Cignal, a firm known in Canton for luxury waterfront projects, including North Shore and The Moorings, originally had envisioned a larger condo tower along with a hotel, but revised those ideas to try - in vain - to appease the community.

The City Council would have had to have allowed a "major amendment" to Lighthouse Point's 1980s building plan so that Cignal could put more on the property than was originally allowed. And the council would have had to have granted an amendment to Canton's urban renewal ordinance if the building was to rise higher than 72 feet.

The council's land use committee rejected both measures yesterday, even though the city's Planning Department, Planning Commission and design review panel had given the Icon project their blessing.

The committee could have voted a month ago, after its three-hour public hearing on the project. Instead, officials delayed, saying that they wanted to wait for the city's Transportation Department to figure out how to handle neighborhood traffic issues.

Both the developer and the community considered the delay a tactic to avoid a touchy topic in an election year.

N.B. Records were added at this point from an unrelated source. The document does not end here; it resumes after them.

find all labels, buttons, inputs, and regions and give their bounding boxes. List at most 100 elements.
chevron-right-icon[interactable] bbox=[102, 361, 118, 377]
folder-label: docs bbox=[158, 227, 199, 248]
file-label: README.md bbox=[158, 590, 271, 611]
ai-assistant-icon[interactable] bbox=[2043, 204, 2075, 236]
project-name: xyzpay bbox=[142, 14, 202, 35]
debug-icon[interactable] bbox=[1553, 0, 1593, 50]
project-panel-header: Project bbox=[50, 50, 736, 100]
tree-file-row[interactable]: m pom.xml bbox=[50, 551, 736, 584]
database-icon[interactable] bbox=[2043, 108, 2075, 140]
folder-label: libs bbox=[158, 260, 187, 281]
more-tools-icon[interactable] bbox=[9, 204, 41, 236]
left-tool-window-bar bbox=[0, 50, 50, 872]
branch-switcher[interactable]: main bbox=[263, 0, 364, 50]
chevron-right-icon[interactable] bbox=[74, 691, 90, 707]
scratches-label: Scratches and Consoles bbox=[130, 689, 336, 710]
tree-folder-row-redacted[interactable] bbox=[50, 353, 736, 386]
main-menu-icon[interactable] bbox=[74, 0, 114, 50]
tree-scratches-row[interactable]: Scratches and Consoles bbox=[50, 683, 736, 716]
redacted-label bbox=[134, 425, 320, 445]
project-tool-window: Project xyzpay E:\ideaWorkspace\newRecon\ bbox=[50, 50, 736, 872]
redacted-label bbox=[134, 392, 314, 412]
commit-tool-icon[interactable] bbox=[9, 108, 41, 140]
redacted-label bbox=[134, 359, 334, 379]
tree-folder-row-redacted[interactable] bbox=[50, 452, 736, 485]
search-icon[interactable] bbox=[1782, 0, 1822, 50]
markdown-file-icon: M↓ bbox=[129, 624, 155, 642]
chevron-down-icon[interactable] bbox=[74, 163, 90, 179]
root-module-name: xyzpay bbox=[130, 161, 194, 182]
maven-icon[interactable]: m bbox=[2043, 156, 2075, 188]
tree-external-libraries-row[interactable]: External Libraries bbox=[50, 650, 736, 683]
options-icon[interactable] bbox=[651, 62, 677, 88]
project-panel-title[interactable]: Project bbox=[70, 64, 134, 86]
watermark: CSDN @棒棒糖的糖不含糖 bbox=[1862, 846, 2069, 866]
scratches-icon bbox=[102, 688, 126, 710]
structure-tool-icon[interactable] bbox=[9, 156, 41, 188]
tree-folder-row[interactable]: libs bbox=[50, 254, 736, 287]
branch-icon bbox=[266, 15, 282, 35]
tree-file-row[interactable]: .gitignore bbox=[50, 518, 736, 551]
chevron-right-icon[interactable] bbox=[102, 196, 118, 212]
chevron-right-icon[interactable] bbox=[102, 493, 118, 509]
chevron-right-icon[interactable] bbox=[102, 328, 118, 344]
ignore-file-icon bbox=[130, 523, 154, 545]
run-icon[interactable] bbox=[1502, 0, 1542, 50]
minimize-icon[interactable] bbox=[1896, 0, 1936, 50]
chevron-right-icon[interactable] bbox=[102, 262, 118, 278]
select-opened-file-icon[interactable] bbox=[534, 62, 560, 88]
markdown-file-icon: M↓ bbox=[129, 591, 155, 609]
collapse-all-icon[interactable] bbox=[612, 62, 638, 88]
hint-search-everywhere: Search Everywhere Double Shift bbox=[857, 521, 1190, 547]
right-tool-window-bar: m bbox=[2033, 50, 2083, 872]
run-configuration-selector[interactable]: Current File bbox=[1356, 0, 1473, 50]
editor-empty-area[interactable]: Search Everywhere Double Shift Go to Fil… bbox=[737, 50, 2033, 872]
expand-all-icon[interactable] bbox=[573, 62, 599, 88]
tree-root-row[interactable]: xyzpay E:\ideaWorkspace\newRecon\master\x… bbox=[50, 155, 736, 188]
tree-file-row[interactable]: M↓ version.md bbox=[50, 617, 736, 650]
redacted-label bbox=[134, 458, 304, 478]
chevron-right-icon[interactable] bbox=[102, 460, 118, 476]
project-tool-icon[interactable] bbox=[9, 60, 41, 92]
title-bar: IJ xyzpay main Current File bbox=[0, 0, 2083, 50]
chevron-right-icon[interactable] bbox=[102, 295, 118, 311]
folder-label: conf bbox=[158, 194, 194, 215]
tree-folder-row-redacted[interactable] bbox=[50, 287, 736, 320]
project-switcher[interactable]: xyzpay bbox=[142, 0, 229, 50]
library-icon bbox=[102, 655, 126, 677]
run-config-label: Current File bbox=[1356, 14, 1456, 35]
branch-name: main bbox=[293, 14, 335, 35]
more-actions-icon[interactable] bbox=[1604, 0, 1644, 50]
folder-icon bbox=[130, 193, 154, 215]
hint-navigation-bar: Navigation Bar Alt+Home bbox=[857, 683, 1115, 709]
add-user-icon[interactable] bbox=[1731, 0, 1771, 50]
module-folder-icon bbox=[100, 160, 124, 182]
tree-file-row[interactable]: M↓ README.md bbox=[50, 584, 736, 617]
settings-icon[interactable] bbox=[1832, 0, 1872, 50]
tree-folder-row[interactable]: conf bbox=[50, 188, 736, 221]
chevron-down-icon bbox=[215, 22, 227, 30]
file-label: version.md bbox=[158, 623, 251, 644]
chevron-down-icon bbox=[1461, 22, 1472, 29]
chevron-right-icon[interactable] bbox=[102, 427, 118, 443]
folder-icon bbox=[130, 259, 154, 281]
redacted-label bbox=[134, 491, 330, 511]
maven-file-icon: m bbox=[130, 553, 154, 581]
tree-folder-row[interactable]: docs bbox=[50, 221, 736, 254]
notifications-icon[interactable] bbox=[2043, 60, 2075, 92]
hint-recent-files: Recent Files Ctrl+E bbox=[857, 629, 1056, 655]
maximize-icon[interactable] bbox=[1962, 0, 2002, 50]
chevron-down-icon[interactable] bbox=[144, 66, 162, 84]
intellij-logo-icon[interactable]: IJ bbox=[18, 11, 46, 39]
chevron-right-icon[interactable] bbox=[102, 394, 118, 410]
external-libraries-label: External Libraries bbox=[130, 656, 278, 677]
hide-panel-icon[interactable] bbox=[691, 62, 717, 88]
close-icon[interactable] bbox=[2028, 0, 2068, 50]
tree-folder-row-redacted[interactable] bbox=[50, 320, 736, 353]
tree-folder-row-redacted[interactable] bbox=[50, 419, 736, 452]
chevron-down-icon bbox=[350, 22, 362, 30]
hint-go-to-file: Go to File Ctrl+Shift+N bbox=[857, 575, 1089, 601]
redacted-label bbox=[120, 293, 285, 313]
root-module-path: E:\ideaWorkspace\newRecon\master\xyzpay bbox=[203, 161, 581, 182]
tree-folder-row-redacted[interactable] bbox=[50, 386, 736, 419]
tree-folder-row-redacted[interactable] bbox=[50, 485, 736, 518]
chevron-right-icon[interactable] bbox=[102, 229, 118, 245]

Each side pressed City Hall for a decision, which led to yesterday's hastily called voting session.

Immediately after the vote, once the developer's team left the council chambers, a number of the committee members criticized Cignarale for "abusing" the legislative process, not listening to the community and threatening to derail the re-election of Councilman James B. Kraft, who represents Canton and opposes the Icon project.

"At one point he became so offensive, I don't even know how an attorney could help him," said Spector, referring to the developer's larger-than-typical lobbyist posse. "You don't abuse the system, you use the system. He abused it. He totally destroyed the process."

Although Spector voted in favor of the Icon project as a member of the Planning Commission, she said the developer's disrespect for the community and the legislative process caused her to reconsider.

Kraft said Cignarale had approached him as he walked into City Hall and urged him to postpone the vote.

"He said, 'I'll give you 18 stories, just tell me how you want it,'" Kraft said. "I said, 'You've got to work it out with the community.' He said, 'Then I'm going to spend $100,000 and by tomorrow, I'm going to have someone to run against you.' I said, 'Run whoever you want.'"

Greenberg said he could not comment since "he wasn't part of that conversation." Cignarale declined to comment.

Greenberg did object to council members' disapproval of the way his firm, and his boss in particular, handled the legislative process.

"I don't know how anybody could say he abused the system - My God, we went through a very extensive process to get the project where it is," Greenberg said. "The real abuse of the system occurred today.

"What happened to the traffic issue?" he asked. "Today's action just proves it was a phony issue all along."

Greenberg suggested that the council's action on the Icon proposal would give pause to other developers considering Baltimore investments.

A developer who lives in Cignal's Moorings community said the city cannot shy away from height and density.

"I'd really like to see a big building and a great building built in the area," Jim Joyce said. "I know everyone comes out of the walls like mice at these meetings, and they're always the ones who oppose it. The city is never going to dig out by converting 9-foot-wide townhouses."

Donald C. Fry, president of the Greater Baltimore Committee, expressed doubts that scuttling the Icon would cause anyone to rethink projects in the city, but he wondered aloud if it could complicate future votes for the council.

"They may be setting themselves up for more challenges," he said. "What will they do when someone says, 'Why does this have to be in my neighborhood but that didn't have to go in someone else's?'"

Canton activists were elated to finally witness the defeat of a project they came to consider a neighborhood nemesis.

"I think it shows that the democratic process ultimately prevailed," said Nancy A. Braymer, a Canton Square resident. "I hope, I really hope, that Mr. Cignarale understands that a tower in that location is just unpalatable to the community."